Le fait de s'écarter de la monstration peut s'apparenter à une non-action, à un boycott, qui n'est pas sans rappeler la désobéissance civile non-violente utilisée par certains mouvements lors de manifestation. Si l'on transpose cette vision dans le secteur de l'art, de l'exposition et des artistes, on se retrouve assez vite dans une impasse. Le monde de l'art est alors un système aussi binaire que complexe à combattre : soit on est artiste, soit on ne l'est pas, soit on expose, soit on n'expose pas, etc. Comment “agir contre” si “ne pas agir en faveur de” nous fait tout bonnement disparaître du système ? Peut-on, en tant qu'artiste, aller au-delà du fait de ne pas exposer pour agir contre l'institution ?
En effet, on peut émettre une comparaison avec la désobéissance civile. Je pense aussi aux mouvements de grèves. Je ne pense pas avoir une vision aussi binaire que toi de l'artiste et du monde de l'art. On peut très bien être artiste sans exposer, sans produire, sans rentrer dans cette image de l'archétype de l'artiste. être artiste c'est selon moi une posture, qui se traduit par des actions, qu'elles soient matérielles ou non, de l'ordre de l'exposition ou non. Cette posture traduit un positionnement politique, éthique et esthétique. Je ne pense pas que “ne pas agir en faveur de” fasse nécessairement sortir du système. D'ailleurs, je ne pense pas qu'il y ait un seul système ; il y en a plein, parallèles, avec ou non des connexions. Dans ma posture, il n'est pas question de combattre l'institution par la disparition. Ce qui m'intéresse est plutôt ces points de contacts entre les institutions, les marges de manœuvre qu'ils offrent. Je considère de plus en plus les postures d'artistes démissionnaires comme romantiques et, je dois l'avouer, lâches.
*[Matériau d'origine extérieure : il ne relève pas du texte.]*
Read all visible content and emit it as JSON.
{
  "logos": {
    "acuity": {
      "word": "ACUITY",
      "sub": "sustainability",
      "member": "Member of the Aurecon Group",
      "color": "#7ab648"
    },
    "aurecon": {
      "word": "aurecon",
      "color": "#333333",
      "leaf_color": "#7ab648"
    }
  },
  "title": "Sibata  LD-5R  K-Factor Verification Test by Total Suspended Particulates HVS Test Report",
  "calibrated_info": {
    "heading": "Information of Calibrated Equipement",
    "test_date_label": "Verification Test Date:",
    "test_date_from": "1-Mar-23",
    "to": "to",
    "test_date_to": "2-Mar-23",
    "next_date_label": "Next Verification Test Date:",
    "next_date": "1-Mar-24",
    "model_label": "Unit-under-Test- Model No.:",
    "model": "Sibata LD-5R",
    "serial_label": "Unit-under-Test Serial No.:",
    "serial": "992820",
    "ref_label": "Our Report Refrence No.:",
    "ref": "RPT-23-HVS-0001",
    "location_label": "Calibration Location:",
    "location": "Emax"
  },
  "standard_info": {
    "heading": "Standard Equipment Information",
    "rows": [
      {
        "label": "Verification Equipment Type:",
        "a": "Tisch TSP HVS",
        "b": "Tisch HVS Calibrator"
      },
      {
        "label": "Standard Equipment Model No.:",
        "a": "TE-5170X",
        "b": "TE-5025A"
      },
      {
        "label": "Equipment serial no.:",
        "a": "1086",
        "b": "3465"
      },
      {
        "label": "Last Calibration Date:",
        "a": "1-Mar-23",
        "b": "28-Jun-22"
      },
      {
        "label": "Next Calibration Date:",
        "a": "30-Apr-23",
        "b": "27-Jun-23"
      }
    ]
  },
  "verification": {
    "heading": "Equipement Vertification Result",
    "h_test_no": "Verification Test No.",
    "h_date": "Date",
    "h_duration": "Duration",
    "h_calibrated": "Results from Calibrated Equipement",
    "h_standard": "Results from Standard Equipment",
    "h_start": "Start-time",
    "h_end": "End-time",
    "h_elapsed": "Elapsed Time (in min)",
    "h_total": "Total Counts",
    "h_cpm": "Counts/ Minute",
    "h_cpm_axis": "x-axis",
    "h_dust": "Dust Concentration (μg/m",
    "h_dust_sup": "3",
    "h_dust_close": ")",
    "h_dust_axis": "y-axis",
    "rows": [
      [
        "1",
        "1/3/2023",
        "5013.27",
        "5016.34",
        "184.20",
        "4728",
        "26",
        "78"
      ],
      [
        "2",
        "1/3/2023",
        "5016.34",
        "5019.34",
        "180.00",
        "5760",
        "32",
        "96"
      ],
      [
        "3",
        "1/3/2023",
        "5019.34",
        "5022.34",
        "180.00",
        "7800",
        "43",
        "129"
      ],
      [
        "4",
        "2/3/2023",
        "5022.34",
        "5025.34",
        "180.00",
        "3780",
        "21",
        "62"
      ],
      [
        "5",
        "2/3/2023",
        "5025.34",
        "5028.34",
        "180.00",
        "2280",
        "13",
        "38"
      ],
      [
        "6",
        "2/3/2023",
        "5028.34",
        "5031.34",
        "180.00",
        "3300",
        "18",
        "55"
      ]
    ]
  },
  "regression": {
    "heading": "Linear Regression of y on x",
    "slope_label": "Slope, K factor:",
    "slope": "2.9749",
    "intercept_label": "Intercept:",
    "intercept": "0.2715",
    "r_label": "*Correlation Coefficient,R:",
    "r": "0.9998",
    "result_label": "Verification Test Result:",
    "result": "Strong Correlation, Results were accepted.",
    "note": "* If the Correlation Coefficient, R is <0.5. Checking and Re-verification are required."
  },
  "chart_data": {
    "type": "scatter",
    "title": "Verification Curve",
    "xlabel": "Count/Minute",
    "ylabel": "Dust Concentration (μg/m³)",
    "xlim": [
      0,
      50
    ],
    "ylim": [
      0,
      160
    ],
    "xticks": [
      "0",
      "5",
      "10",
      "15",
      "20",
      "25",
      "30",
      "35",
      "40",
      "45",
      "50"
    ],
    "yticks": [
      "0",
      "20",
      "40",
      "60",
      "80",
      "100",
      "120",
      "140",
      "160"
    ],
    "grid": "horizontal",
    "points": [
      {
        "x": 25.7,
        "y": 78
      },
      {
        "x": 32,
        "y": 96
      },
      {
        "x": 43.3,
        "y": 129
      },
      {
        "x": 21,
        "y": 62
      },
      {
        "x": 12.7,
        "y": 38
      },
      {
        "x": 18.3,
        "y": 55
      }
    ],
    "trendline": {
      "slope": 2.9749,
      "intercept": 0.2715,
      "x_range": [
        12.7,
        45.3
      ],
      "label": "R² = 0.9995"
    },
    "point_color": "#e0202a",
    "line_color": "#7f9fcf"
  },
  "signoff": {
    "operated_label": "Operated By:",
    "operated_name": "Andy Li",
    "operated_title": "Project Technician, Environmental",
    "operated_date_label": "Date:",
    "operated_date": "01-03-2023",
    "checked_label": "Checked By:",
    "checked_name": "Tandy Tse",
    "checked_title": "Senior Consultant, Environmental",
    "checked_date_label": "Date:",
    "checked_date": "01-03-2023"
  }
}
Même si on sait que la critique institutionnelle est une impasse - l'oppresseur contrôle sa propre critique - il serait intéressant de monter des institutions critiques. Il n'y a pas de recette magique, ni du côté des potentielles nouvelles institutions, ni pour les artistes ! C'est une réflexion commune à mener, inventer de nouveaux modes de gouvernances et de travail, de rémunération et de monstration, de production et de communication. À la fois plus écologique, éthique, et politique.
Quand tu parles d'objets variés, de parcours, de récits, mais aussi quand tu évoques les couches de lectures et les codes, on ressent comme une sorte d'invitation à l'interrogation, à la remise en question, voire même à l'auto-médiation ou à la persuasion. L'œuvre devient une sorte d’élément déclencheur de ludicité, comme si on pouvait se référer au vocabulaire du jeu pour définir les pratiques. Quelle est la pertinence sociale de l'œuvre dans un contexte de monstration, de communication ou d'interaction ? Comment envisages-tu d'exposer à l'avenir par rapport à ces questions, si toutefois tu l'envisages ?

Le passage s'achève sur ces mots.